Paciência com Tite



Bastaram duas sofríveis atuações do Corinthians, 0 a 0 diante do lanterna Náutico, no Pacaembu, e derrota por um gol para o Fogão, no Maracanã, para questionamentos sobre o trabalho de Tite voltarem a ser feitos, agora com mais veemência.

Questionar é sempre bom, mas devemos ir devagar com o andor. E por vários motivos. O principal é que Tite tem ótimos serviços _e bem recentes_ prestados ao Timão, sabe o que está fazendo e sob suas mãos o time pode voltar a jogar bola. Pois capacidade para isso têm _Tite e o Corinthians.

Para melhorar a campanha longe da esperada no Brasileirão, apesar de a equipe ainda lutar para chegar ao G-4, do qual se distanciou um bocadinho nas duas últimas rodadas, muitos apontam a necessidade de um outro atacante, algo que o próprio Tite chegou a cobrar.

É certo que volta e meia Guerrero é convocado para o Peru, Alexandre Pato, para a Seleção, como aconteceu contra Austrália e Portugal, e o Timão perde em poder ofensivo. Tanto que Tite chegou a improvisar o zagueiro Paulo André no ataque contra o Náutico. Mas o problema, a meu ver, é outro.

Se é difícil chegar ao topo, como conseguiram Tite e seus comandados em 2012, ganhando a Libertadores e o Mundial, manter-se lá em cima tampouco é fácil. E depois de ganhar o mundo no ano passado, talvez agora faltem foco e objetivo ao Timão.

O time precisa de uma chacoalhada, sair da zona de conforto, ainda mais tendo conquistado o Paulista e deixando a Libertadores sob aplausos depois dos erros de arbitragem no jogo contra o Boca. Necessita de um tranco, traçar metas e ir, de fato, atrás de novos objetivos.

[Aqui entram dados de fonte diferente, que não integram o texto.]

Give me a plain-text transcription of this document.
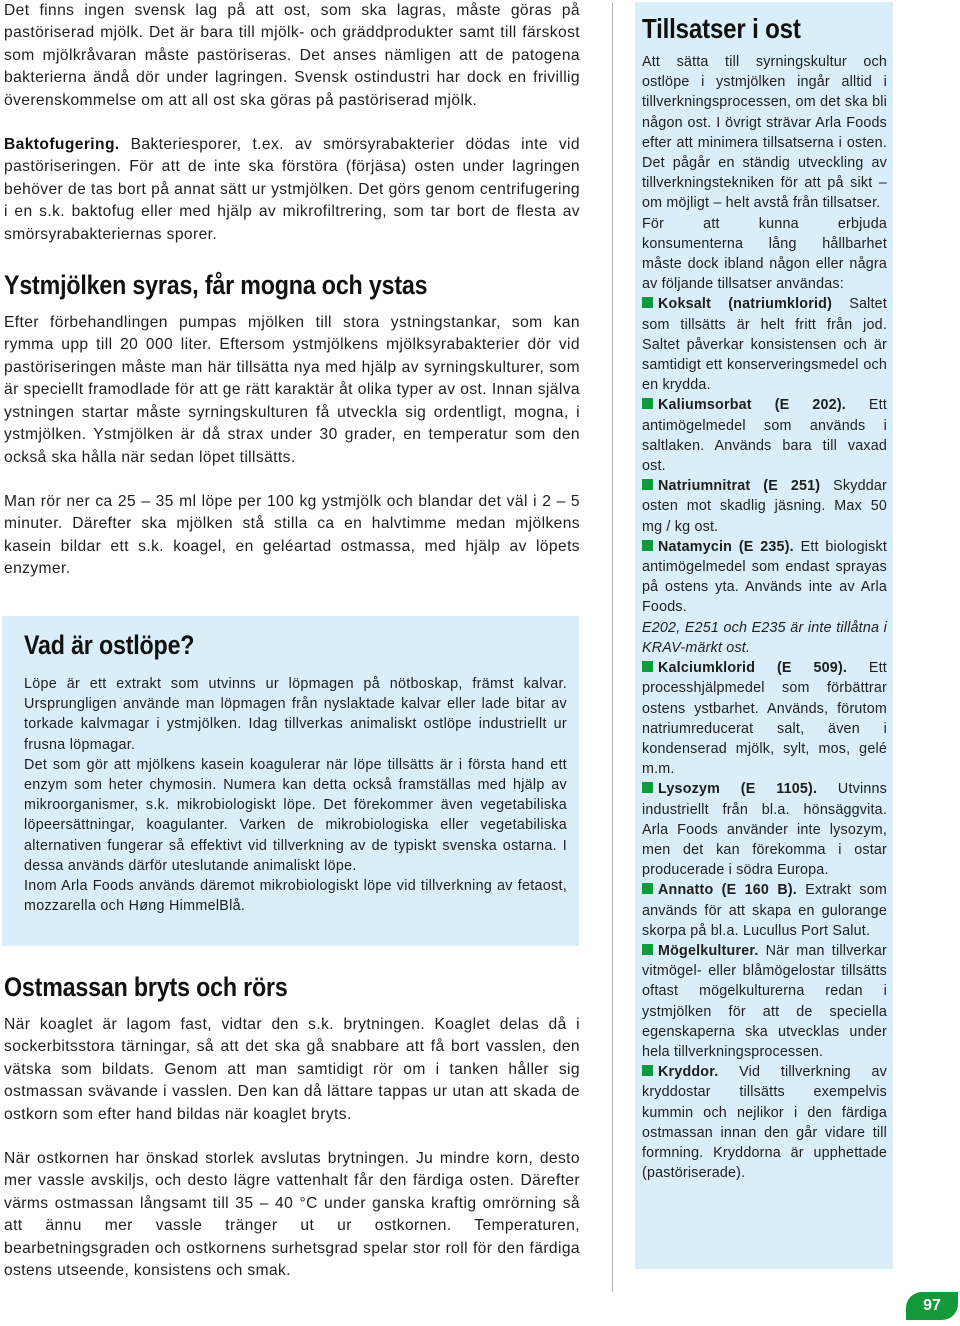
Det finns ingen svensk lag på att ost, som ska lagras, måste göras på pastöriserad mjölk. Det är bara till mjölk- och gräddprodukter samt till färskost som mjölkråvaran måste pastöriseras. Det anses nämligen att de patogena bakterierna ändå dör under lagringen. Svensk ostindustri har dock en frivillig överenskommelse om att all ost ska göras på pastöriserad mjölk.

Baktofugering. Bakteriesporer, t.ex. av smörsyrabakterier dödas inte vid pastöriseringen. För att de inte ska förstöra (förjäsa) osten under lagringen behöver de tas bort på annat sätt ur ystmjölken. Det görs genom centrifugering i en s.k. baktofug eller med hjälp av mikrofiltrering, som tar bort de flesta av smörsyrabakteriernas sporer.

Ystmjölken syras, får mogna och ystas

Efter förbehandlingen pumpas mjölken till stora ystningstankar, som kan rymma upp till 20 000 liter. Eftersom ystmjölkens mjölksyrabakterier dör vid pastöriseringen måste man här tillsätta nya med hjälp av syrningskulturer, som är speciellt framodlade för att ge rätt karaktär åt olika typer av ost. Innan själva ystningen startar måste syrningskulturen få utveckla sig ordentligt, mogna, i ystmjölken. Ystmjölken är då strax under 30 grader, en temperatur som den också ska hålla när sedan löpet tillsätts.

Man rör ner ca 25 – 35 ml löpe per 100 kg ystmjölk och blandar det väl i 2 – 5 minuter. Därefter ska mjölken stå stilla ca en halvtimme medan mjölkens kasein bildar ett s.k. koagel, en geléartad ostmassa, med hjälp av löpets enzymer.

Vad är ostlöpe?

Löpe är ett extrakt som utvinns ur löpmagen på nötboskap, främst kalvar. Ursprungligen använde man löpmagen från nyslaktade kalvar eller lade bitar av torkade kalvmagar i ystmjölken. Idag tillverkas animaliskt ostlöpe industriellt ur frusna löpmagar.

Det som gör att mjölkens kasein koagulerar när löpe tillsätts är i första hand ett enzym som heter chymosin. Numera kan detta också framställas med hjälp av mikroorganismer, s.k. mikrobiologiskt löpe. Det förekommer även vegetabiliska löpeersättningar, koagulanter. Varken de mikrobiologiska eller vegetabiliska alternativen fungerar så effektivt vid tillverkning av de typiskt svenska ostarna. I dessa används därför uteslutande animaliskt löpe.

Inom Arla Foods används däremot mikrobiologiskt löpe vid tillverkning av fetaost, mozzarella och Høng HimmelBlå.

Ostmassan bryts och rörs

När koaglet är lagom fast, vidtar den s.k. brytningen. Koaglet delas då i sockerbitsstora tärningar, så att det ska gå snabbare att få bort vasslen, den vätska som bildats. Genom att man samtidigt rör om i tanken håller sig ostmassan svävande i vasslen. Den kan då lättare tappas ur utan att skada de ostkorn som efter hand bildas när koaglet bryts.

När ostkornen har önskad storlek avslutas brytningen. Ju mindre korn, desto mer vassle avskiljs, och desto lägre vattenhalt får den färdiga osten. Därefter värms ostmassan långsamt till 35 – 40 °C under ganska kraftig omrörning så att ännu mer vassle tränger ut ur ostkornen. Temperaturen, bearbetningsgraden och ostkornens surhetsgrad spelar stor roll för den färdiga ostens utseende, konsistens och smak.

Tillsatser i ost

Att sätta till syrningskultur och ostlöpe i ystmjölken ingår alltid i tillverkningsprocessen, om det ska bli någon ost. I övrigt strävar Arla Foods efter att minimera tillsatserna i osten. Det pågår en ständig utveckling av tillverkningstekniken för att på sikt – om möjligt – helt avstå från tillsatser.

För att kunna erbjuda konsumenterna lång hållbarhet måste dock ibland någon eller några av följande tillsatser användas:

Koksalt (natriumklorid) Saltet som tillsätts är helt fritt från jod. Saltet påverkar konsistensen och är samtidigt ett konserveringsmedel och en krydda.

Kaliumsorbat (E 202). Ett antimögelmedel som används i saltlaken. Används bara till vaxad ost.

Natriumnitrat (E 251) Skyddar osten mot skadlig jäsning. Max 50 mg / kg ost.

Natamycin (E 235). Ett biologiskt antimögelmedel som endast sprayas på ostens yta. Används inte av Arla Foods.

E202, E251 och E235 är inte tillåtna i KRAV-märkt ost.

Kalciumklorid (E 509). Ett processhjälpmedel som förbättrar ostens ystbarhet. Används, förutom natriumreducerat salt, även i kondenserad mjölk, sylt, mos, gelé m.m.

Lysozym (E 1105). Utvinns industriellt från bl.a. hönsäggvita. Arla Foods använder inte lysozym, men det kan förekomma i ostar producerade i södra Europa.

Annatto (E 160 B). Extrakt som används för att skapa en gulorange skorpa på bl.a. Lucullus Port Salut.

Mögelkulturer. När man tillverkar vitmögel- eller blåmögelostar tillsätts oftast mögelkulturerna redan i ystmjölken för att de speciella egenskaperna ska utvecklas under hela tillverkningsprocessen.

Kryddor. Vid tillverkning av kryddostar tillsätts exempelvis kummin och nejlikor i den färdiga ostmassan innan den går vidare till formning. Kryddorna är upphettade (pastöriserade).

97
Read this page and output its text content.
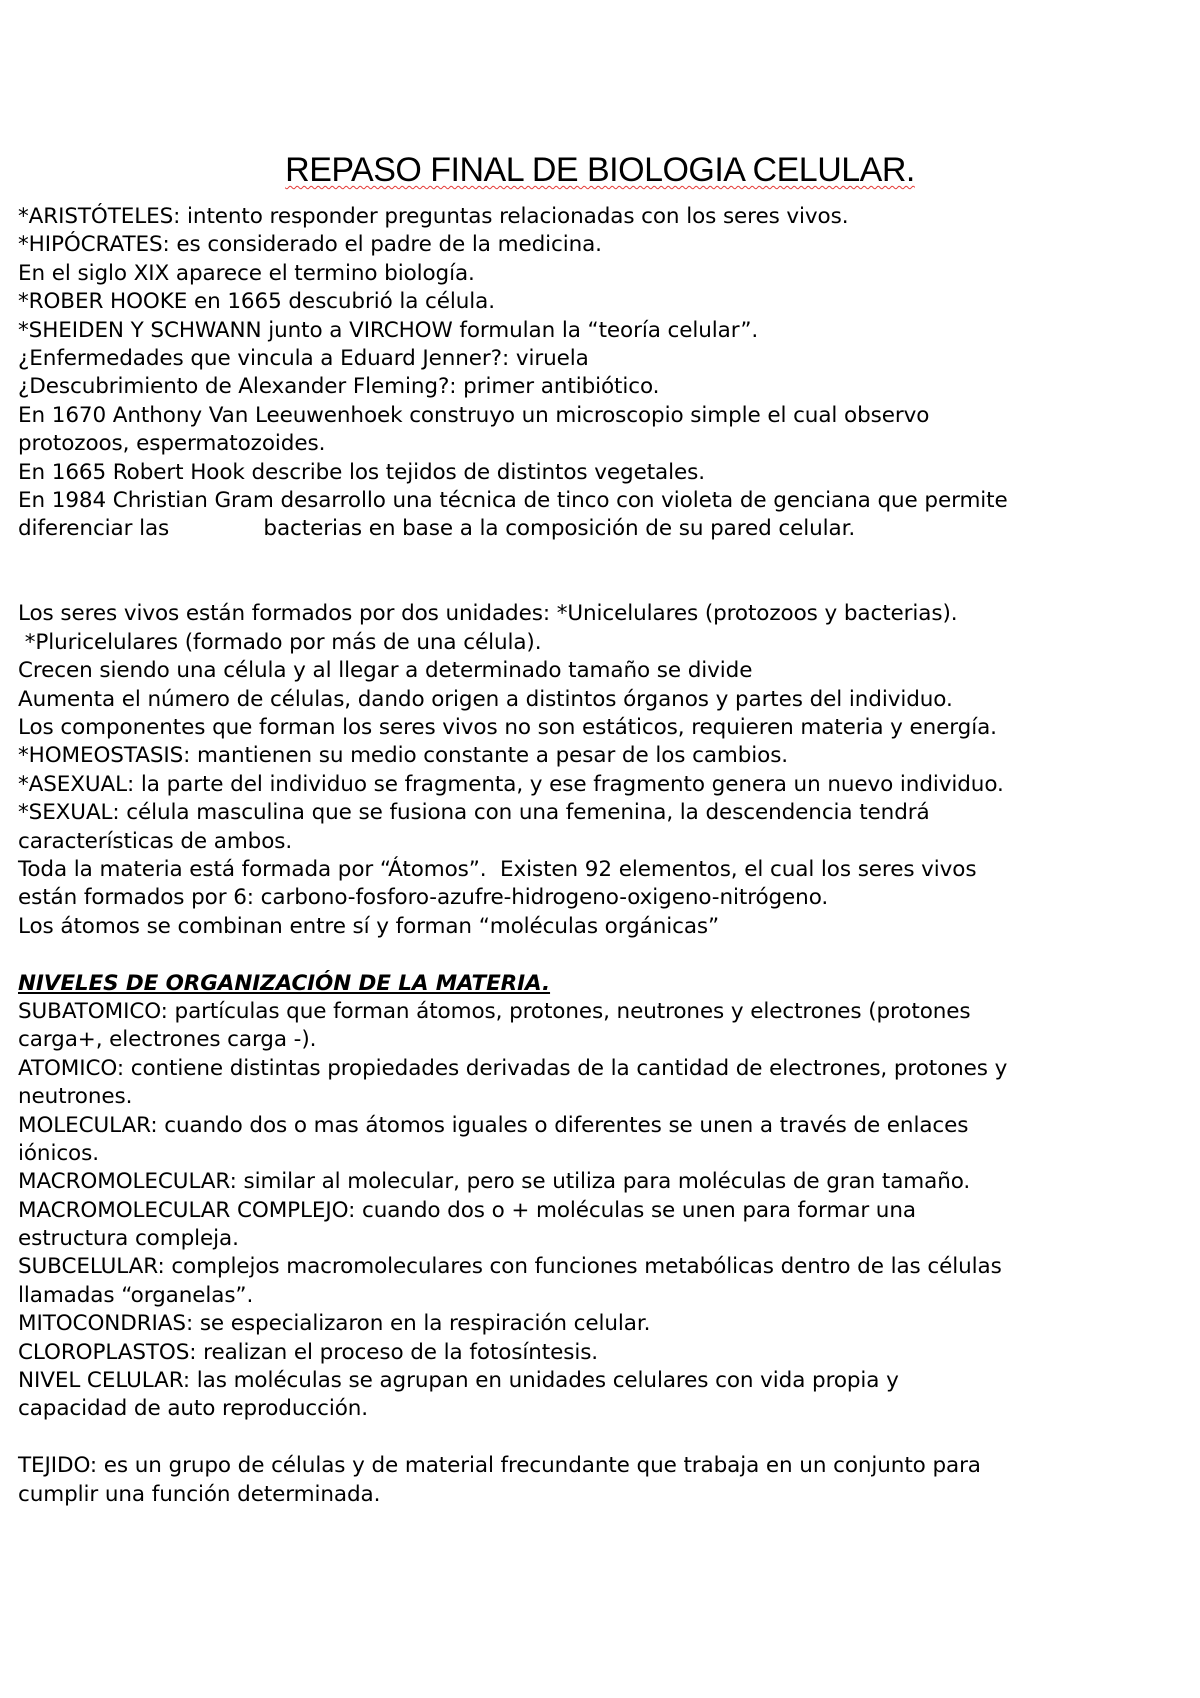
REPASO FINAL DE BIOLOGIA CELULAR.
*ARISTÓTELES: intento responder preguntas relacionadas con los seres vivos.
*HIPÓCRATES: es considerado el padre de la medicina.
En el siglo XIX aparece el termino biología.
*ROBER HOOKE en 1665 descubrió la célula.
*SHEIDEN Y SCHWANN junto a VIRCHOW formulan la “teoría celular”.
¿Enfermedades que vincula a Eduard Jenner?: viruela
¿Descubrimiento de Alexander Fleming?: primer antibiótico.
En 1670 Anthony Van Leeuwenhoek construyo un microscopio simple el cual observo
protozoos, espermatozoides.
En 1665 Robert Hook describe los tejidos de distintos vegetales.
En 1984 Christian Gram desarrollo una técnica de tinco con violeta de genciana que permite
diferenciar las              bacterias en base a la composición de su pared celular.
Los seres vivos están formados por dos unidades: *Unicelulares (protozoos y bacterias).
*Pluricelulares (formado por más de una célula).
Crecen siendo una célula y al llegar a determinado tamaño se divide
Aumenta el número de células, dando origen a distintos órganos y partes del individuo.
Los componentes que forman los seres vivos no son estáticos, requieren materia y energía.
*HOMEOSTASIS: mantienen su medio constante a pesar de los cambios.
*ASEXUAL: la parte del individuo se fragmenta, y ese fragmento genera un nuevo individuo.
*SEXUAL: célula masculina que se fusiona con una femenina, la descendencia tendrá
características de ambos.
Toda la materia está formada por “Átomos”.  Existen 92 elementos, el cual los seres vivos
están formados por 6: carbono-fosforo-azufre-hidrogeno-oxigeno-nitrógeno.
Los átomos se combinan entre sí y forman “moléculas orgánicas”
NIVELES DE ORGANIZACIÓN DE LA MATERIA.
SUBATOMICO: partículas que forman átomos, protones, neutrones y electrones (protones
carga+, electrones carga -).
ATOMICO: contiene distintas propiedades derivadas de la cantidad de electrones, protones y
neutrones.
MOLECULAR: cuando dos o mas átomos iguales o diferentes se unen a través de enlaces
iónicos.
MACROMOLECULAR: similar al molecular, pero se utiliza para moléculas de gran tamaño.
MACROMOLECULAR COMPLEJO: cuando dos o + moléculas se unen para formar una
estructura compleja.
SUBCELULAR: complejos macromoleculares con funciones metabólicas dentro de las células
llamadas “organelas”.
MITOCONDRIAS: se especializaron en la respiración celular.
CLOROPLASTOS: realizan el proceso de la fotosíntesis.
NIVEL CELULAR: las moléculas se agrupan en unidades celulares con vida propia y
capacidad de auto reproducción.
TEJIDO: es un grupo de células y de material frecundante que trabaja en un conjunto para
cumplir una función determinada.
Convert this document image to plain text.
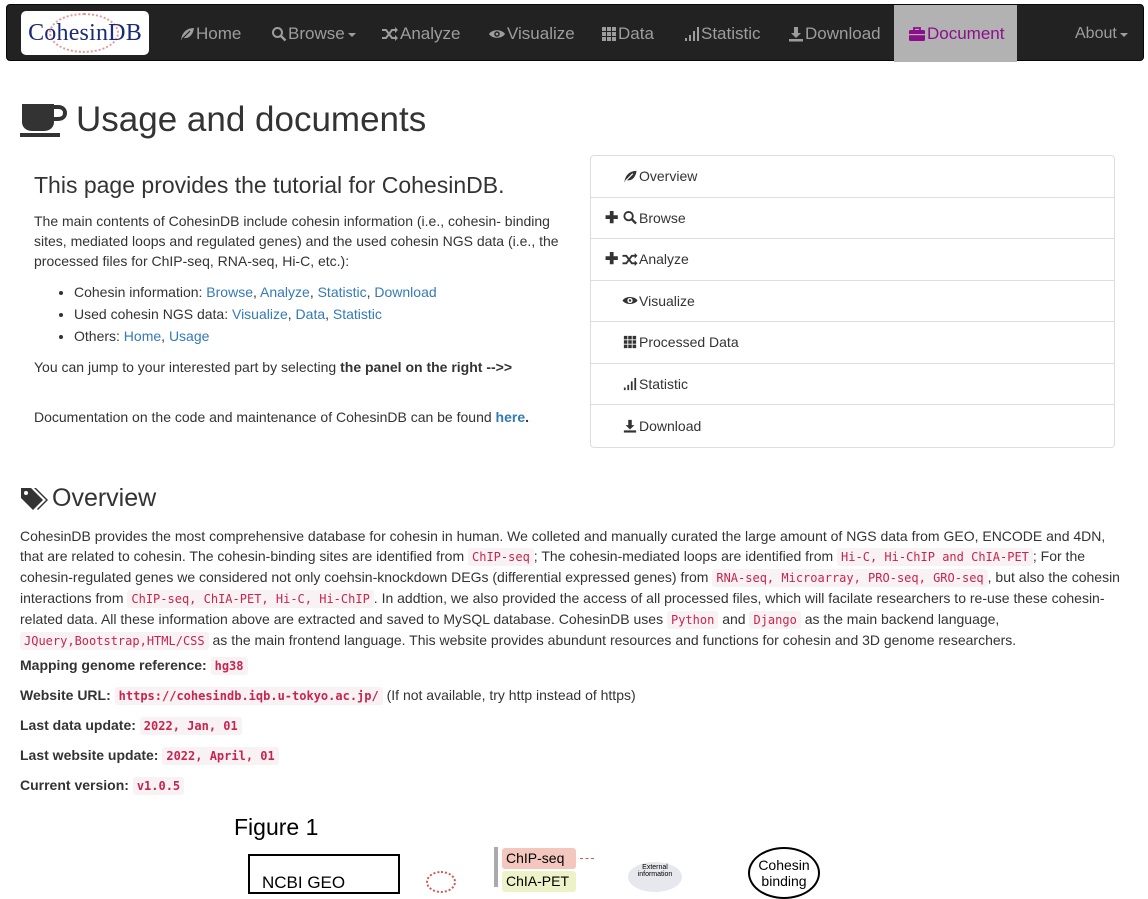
CohesinDB	Home	Browse	Analyze	Visualize	Data	Statistic	Download	Document	About
Usage and documents
This page provides the tutorial for CohesinDB.

The main contents of CohesinDB include cohesin information (i.e., cohesin- binding sites, mediated loops and regulated genes) and the used cohesin NGS data (i.e., the processed files for ChIP-seq, RNA-seq, Hi-C, etc.):

• Cohesin information: Browse, Analyze, Statistic, Download
• Used cohesin NGS data: Visualize, Data, Statistic
• Others: Home, Usage

You can jump to your interested part by selecting the panel on the right -->>

Documentation on the code and maintenance of CohesinDB can be found here.

Overview
✚ Browse
✚ Analyze
Visualize
Processed Data
Statistic
Download
Overview
CohesinDB provides the most comprehensive database for cohesin in human. We colleted and manually curated the large amount of NGS data from GEO, ENCODE and 4DN, that are related to cohesin. The cohesin-binding sites are identified from ChIP-seq ; The cohesin-mediated loops are identified from Hi-C, Hi-ChIP and ChIA-PET ; For the cohesin-regulated genes we considered not only coehsin-knockdown DEGs (differential expressed genes) from RNA-seq, Microarray, PRO-seq, GRO-seq , but also the cohesin interactions from ChIP-seq, ChIA-PET, Hi-C, Hi-ChIP . In addtion, we also provided the access of all processed files, which will facilate researchers to re-use these cohesin-related data. All these information above are extracted and saved to MySQL database. CohesinDB uses Python and Django as the main backend language, JQuery,Bootstrap,HTML/CSS as the main frontend language. This website provides abundunt resources and functions for cohesin and 3D genome researchers.
Mapping genome reference: hg38
Website URL: https://cohesindb.iqb.u-tokyo.ac.jp/ (If not available, try http instead of https)
Last data update: 2022, Jan, 01
Last website update: 2022, April, 01
Current version: v1.0.5
Figure 1
NCBI GEO
ChIP-seq
ChIA-PET
External
information
Cohesin
binding
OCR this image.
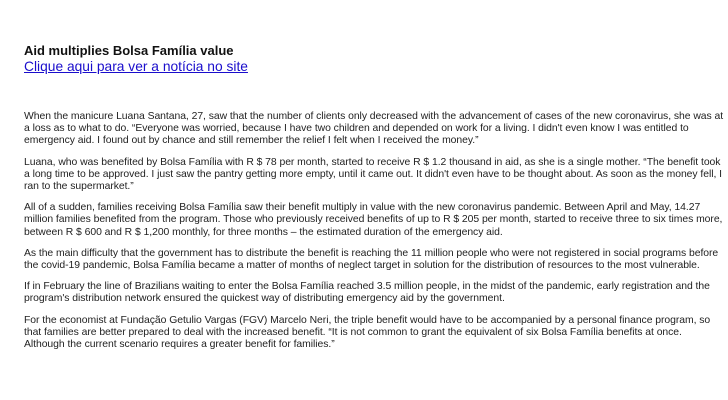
Aid multiplies Bolsa Família value
Clique aqui para ver a notícia no site

When the manicure Luana Santana, 27, saw that the number of clients only decreased with the advancement of cases of the new coronavirus, she was at a loss as to what to do. “Everyone was worried, because I have two children and depended on work for a living. I didn't even know I was entitled to emergency aid. I found out by chance and still remember the relief I felt when I received the money.”

Luana, who was benefited by Bolsa Família with R $ 78 per month, started to receive R $ 1.2 thousand in aid, as she is a single mother. “The benefit took a long time to be approved. I just saw the pantry getting more empty, until it came out. It didn't even have to be thought about. As soon as the money fell, I ran to the supermarket.”

All of a sudden, families receiving Bolsa Família saw their benefit multiply in value with the new coronavirus pandemic. Between April and May, 14.27 million families benefited from the program. Those who previously received benefits of up to R $ 205 per month, started to receive three to six times more, between R $ 600 and R $ 1,200 monthly, for three months – the estimated duration of the emergency aid.

As the main difficulty that the government has to distribute the benefit is reaching the 11 million people who were not registered in social programs before the covid-19 pandemic, Bolsa Família became a matter of months of neglect target in solution for the distribution of resources to the most vulnerable.

If in February the line of Brazilians waiting to enter the Bolsa Família reached 3.5 million people, in the midst of the pandemic, early registration and the program's distribution network ensured the quickest way of distributing emergency aid by the government.

For the economist at Fundação Getulio Vargas (FGV) Marcelo Neri, the triple benefit would have to be accompanied by a personal finance program, so that families are better prepared to deal with the increased benefit. “It is not common to grant the equivalent of six Bolsa Família benefits at once. Although the current scenario requires a greater benefit for families.”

A acomodação que sinto no time hoje em dia talvez seja natural, mas algo tem que mudar. E não passa, como já querem alguns, pela mudança de técnico. Pois Tite ainda pode dar muitos frutos ao Corinthians. E os jogadores que hoje estão no Parque São Jorge, com uma folha de pagamento em dia superior a R$ 7,5 milhões, também.

Se o título do Brasileiro parece muito distante depois da primeira rodada do returno, o sonho de voltar à Libertadores, via Copa do Brasil ou G-4 do Nacional, ainda é muito possível. Basta querer e trabalhar para isso. Especialmente o mental. Pois aí _na acomodação_ está o grande problema que enfrentam hoje os corintianos.